Dish up two titles that booksellers say are turning up the heat: Rachael Ray 365: No Repeats, A Year of Deliciously Different Dinners, the 11th cookbook by Food Network star Ray, and The Silver Spoon, the first English translation of Il cucchiaio d'argento, a mainstay of Italian cooks for the past 55 years.
"This year, Rachael Ray has really taken off," says Beth Bingham of Borders and Waldenbooks. "Her magazine launched this fall and her appearance on Oprah didn't hurt either."
The Silver Spoon, a popular wedding gift in Italy, was first published in the USA in early November. "That is the one that everyone is coming in for," says Cathy Langer, a buyer at Tattered Cover stores in Denver.

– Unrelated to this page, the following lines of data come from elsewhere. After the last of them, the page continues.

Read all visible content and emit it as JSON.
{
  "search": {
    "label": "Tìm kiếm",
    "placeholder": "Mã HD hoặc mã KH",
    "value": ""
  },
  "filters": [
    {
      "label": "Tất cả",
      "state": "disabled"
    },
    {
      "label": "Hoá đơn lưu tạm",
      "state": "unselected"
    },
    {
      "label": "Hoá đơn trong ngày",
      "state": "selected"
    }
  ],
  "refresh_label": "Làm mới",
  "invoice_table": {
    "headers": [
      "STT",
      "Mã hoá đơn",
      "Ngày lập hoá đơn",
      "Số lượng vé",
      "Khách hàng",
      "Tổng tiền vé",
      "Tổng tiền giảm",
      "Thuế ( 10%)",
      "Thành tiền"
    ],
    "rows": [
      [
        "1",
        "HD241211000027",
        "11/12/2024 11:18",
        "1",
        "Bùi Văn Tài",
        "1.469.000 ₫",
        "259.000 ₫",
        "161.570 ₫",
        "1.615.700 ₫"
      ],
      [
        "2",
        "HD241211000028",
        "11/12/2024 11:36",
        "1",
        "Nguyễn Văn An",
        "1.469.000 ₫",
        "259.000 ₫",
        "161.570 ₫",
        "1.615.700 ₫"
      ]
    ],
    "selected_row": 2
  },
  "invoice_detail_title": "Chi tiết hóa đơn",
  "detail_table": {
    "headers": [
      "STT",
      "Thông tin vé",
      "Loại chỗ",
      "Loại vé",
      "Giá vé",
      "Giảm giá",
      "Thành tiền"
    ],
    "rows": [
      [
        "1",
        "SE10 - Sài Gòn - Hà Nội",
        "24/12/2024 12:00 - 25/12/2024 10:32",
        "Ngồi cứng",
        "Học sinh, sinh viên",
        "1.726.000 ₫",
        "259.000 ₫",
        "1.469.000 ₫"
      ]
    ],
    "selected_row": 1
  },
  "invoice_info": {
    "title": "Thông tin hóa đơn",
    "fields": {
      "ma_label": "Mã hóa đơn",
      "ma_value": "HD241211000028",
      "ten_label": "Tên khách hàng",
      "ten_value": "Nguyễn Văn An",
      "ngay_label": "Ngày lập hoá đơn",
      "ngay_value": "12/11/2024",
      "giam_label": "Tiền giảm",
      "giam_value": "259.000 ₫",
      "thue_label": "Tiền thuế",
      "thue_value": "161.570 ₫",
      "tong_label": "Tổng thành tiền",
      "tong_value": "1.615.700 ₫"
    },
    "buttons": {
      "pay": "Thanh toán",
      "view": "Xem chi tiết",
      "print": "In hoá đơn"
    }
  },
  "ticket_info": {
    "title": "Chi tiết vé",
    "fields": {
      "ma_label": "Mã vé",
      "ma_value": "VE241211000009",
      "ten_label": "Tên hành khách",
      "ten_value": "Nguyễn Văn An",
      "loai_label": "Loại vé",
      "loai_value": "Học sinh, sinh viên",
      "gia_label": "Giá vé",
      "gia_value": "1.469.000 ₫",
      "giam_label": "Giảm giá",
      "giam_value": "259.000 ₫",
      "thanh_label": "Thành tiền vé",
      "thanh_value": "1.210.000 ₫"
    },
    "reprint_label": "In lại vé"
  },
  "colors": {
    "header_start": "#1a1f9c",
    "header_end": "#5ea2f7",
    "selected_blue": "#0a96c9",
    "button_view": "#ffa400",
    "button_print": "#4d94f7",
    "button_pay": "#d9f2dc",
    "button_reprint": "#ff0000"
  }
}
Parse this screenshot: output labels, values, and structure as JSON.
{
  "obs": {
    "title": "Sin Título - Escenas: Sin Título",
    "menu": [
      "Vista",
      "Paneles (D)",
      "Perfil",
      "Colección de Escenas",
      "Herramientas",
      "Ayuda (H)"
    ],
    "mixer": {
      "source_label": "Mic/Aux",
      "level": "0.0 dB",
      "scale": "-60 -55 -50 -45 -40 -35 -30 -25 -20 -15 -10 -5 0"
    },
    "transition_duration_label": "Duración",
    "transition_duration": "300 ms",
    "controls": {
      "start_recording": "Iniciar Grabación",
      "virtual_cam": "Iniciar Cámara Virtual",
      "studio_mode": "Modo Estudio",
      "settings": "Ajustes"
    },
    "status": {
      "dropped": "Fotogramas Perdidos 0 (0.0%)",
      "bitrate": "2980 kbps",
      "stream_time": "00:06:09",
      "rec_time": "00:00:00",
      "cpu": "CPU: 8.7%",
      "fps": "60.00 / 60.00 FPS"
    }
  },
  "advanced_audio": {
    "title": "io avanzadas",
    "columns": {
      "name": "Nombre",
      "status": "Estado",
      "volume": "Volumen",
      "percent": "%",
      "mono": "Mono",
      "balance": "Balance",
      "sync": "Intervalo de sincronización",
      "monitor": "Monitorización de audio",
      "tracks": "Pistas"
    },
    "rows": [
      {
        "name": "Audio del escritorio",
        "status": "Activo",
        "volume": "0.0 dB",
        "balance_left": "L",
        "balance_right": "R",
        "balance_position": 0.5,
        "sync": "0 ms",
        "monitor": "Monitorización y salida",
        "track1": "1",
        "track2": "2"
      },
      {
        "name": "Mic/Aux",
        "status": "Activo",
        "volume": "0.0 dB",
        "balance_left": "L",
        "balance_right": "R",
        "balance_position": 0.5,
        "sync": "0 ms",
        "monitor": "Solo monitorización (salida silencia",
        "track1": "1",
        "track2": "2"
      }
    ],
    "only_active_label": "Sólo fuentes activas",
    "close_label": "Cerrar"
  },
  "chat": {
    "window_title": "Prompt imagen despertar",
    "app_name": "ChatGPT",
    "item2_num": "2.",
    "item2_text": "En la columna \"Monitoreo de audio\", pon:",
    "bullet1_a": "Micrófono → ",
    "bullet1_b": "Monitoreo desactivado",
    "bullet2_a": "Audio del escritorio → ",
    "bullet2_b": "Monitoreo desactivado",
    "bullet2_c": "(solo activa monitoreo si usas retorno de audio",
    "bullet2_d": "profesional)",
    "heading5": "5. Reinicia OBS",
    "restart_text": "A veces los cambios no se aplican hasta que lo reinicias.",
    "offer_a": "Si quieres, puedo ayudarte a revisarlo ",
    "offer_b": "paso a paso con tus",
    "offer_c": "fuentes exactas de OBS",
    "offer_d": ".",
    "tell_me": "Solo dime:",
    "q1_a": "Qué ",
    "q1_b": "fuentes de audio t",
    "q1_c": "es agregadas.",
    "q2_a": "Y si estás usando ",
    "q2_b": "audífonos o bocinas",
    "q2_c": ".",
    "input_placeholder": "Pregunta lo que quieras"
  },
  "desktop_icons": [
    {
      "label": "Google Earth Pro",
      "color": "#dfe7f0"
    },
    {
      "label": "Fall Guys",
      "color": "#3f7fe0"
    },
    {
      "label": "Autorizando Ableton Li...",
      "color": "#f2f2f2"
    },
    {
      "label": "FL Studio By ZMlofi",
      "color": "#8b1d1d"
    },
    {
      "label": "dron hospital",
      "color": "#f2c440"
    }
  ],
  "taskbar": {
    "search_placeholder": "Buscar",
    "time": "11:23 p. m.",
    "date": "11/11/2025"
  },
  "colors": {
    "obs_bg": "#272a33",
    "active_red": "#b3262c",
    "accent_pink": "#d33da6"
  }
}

For the non-cook on gift lists, non-fiction titles -- particularly memoirs -- are outselling fiction.
"There seems to be a lot of eating, wine drinking and self-introspection going on," says Tom Burke, executive vice president for Barnes & Noble.com. "Those books are doing very well."
Says Brad Parsons of Amazon.com, "The only really literary book I've seen on the list is The Year of Magical Thinking by Joan Didion."
But Didion's book, which deals with the year after the death of her husband, is not the only memoir doing well, according to booksellers. Among others: A Million Little Pieces by James Frey and Teacher Man by Frank McCourt.
Choosing a non-fiction title for gift-giving "is always a safer bet" than fiction, Parsons says.
"The World is Flat (by Thomas L. Friedman), Team of Rivals: The Political Genius of Abraham Lincoln (by Doris Kearns Goodwin) or quirkier stuff like Freakonomics (by Steven D. Levitt and Stephen J. Dubner) is dominating," he says.
Although fiction is not the year's hottest category, "there are some strong titles," says John Mutter, editor of Shelf-Awareness.com, a website that monitors the publishing industry. Some independent booksellers have told him that E.L. Doctorow's The March and Lisa See's Snow Flower and the Secret Fan are particularly popular with gift-buyers.
Standouts in the children's category include all things Chronicles of Narnia, thanks to the release of the movie The Chronicles of Narnia: The Lion, the Witch and the Wardrobe this month.
Also selling well for children: Robert Sabuda's Winter's Tale, a pop-up book; Christopher Paolini's Eragon and Eldest, and Harry Potter books.
If you're really stumped, there's always the mainstay of holiday gift giving: the coffee table book. The winner in that category, booksellers say, is the $150, 23-pound Complete Calvin and Hobbes by Bill Watterson -- what Amazon's Parsons calls "the coffee table book that would collapse a table."